Jewison spent the Christmas holidays in Sun Valley, Idaho, skiing with his wife and kids, only to wind up in a local emergency room when one of his sons broke a leg on the slopes. The concerned father sitting across from him in the hospital waiting room, waiting to hear about his own son’s broken leg, was New York’s junior senator, Robert F. Kennedy. The two families beg
an chatting, and Kennedy offered Jewison some encouraging words about his movie, telling him he thought the moment was right for a film about a black detective in the South and promising to mail him research from his Senate office about southern race relations, which he did. “Timing is everything,” Jewison says Kennedy told him, “in politics, art, and life.”21
Other studios now had the same idea: Just before Jewison’s ski trip, producer Samuel Goldwyn Jr. announced that he had acquired the rights to seven of Chester Himes’s detective novels featuring the Harlem cops Grave Digger Jones and Coffin Ed Johnson, and Jewison knew that feelers had gone out to Poitier and Harry Belafonte to play the leads.22 But without a director or a script, he also knew there was no possibility the project would reach screens before his own film.
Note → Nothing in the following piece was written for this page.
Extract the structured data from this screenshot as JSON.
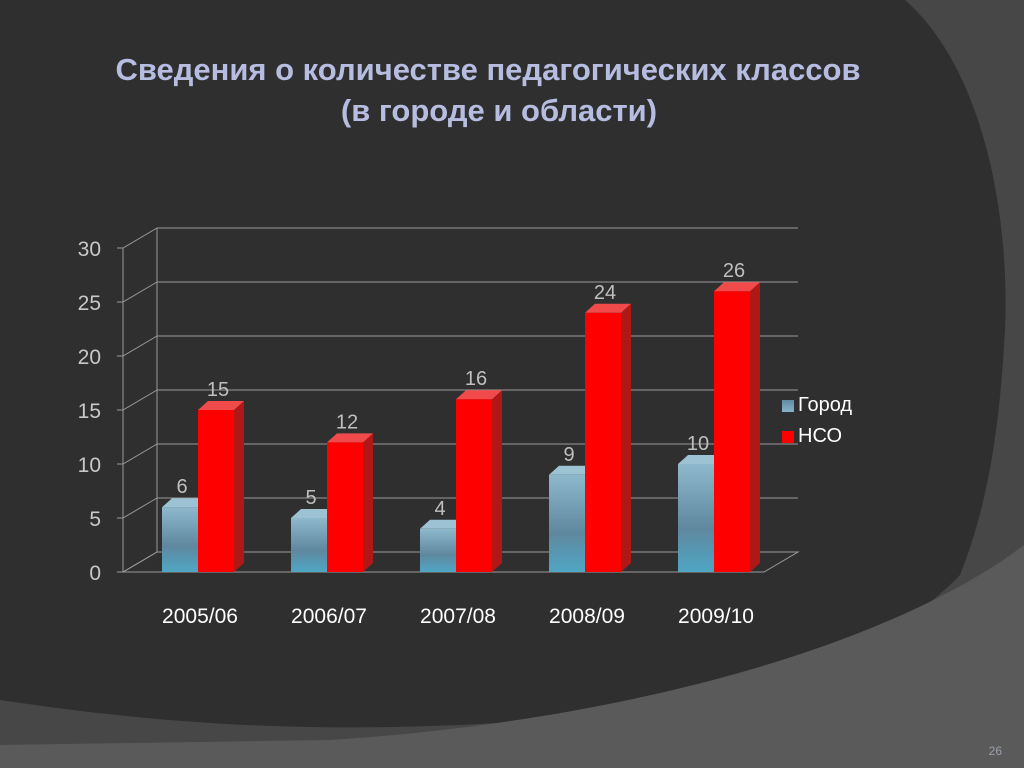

With little to worry about, Jewison was ready to spend some time with Hal Ashby in the editing room and to start planning his next film for the Mirisch Company, a light-spirited, sexy comedy-drama about a master thief called The Crown Caper (later retitled The Thomas Crown Affair). He had wanted Elizabeth Taylor and Richard Burton to star,23 but after the huge success of Virginia Woolf, they were freer than they had ever been to choose the films that struck their fancy and embarked on what would turn out to be an ill-fated year of conspicuous consumption and bloated international productions, beginning with Franco Zeffirelli’s leaden adaptation of The Taming of the Shrew.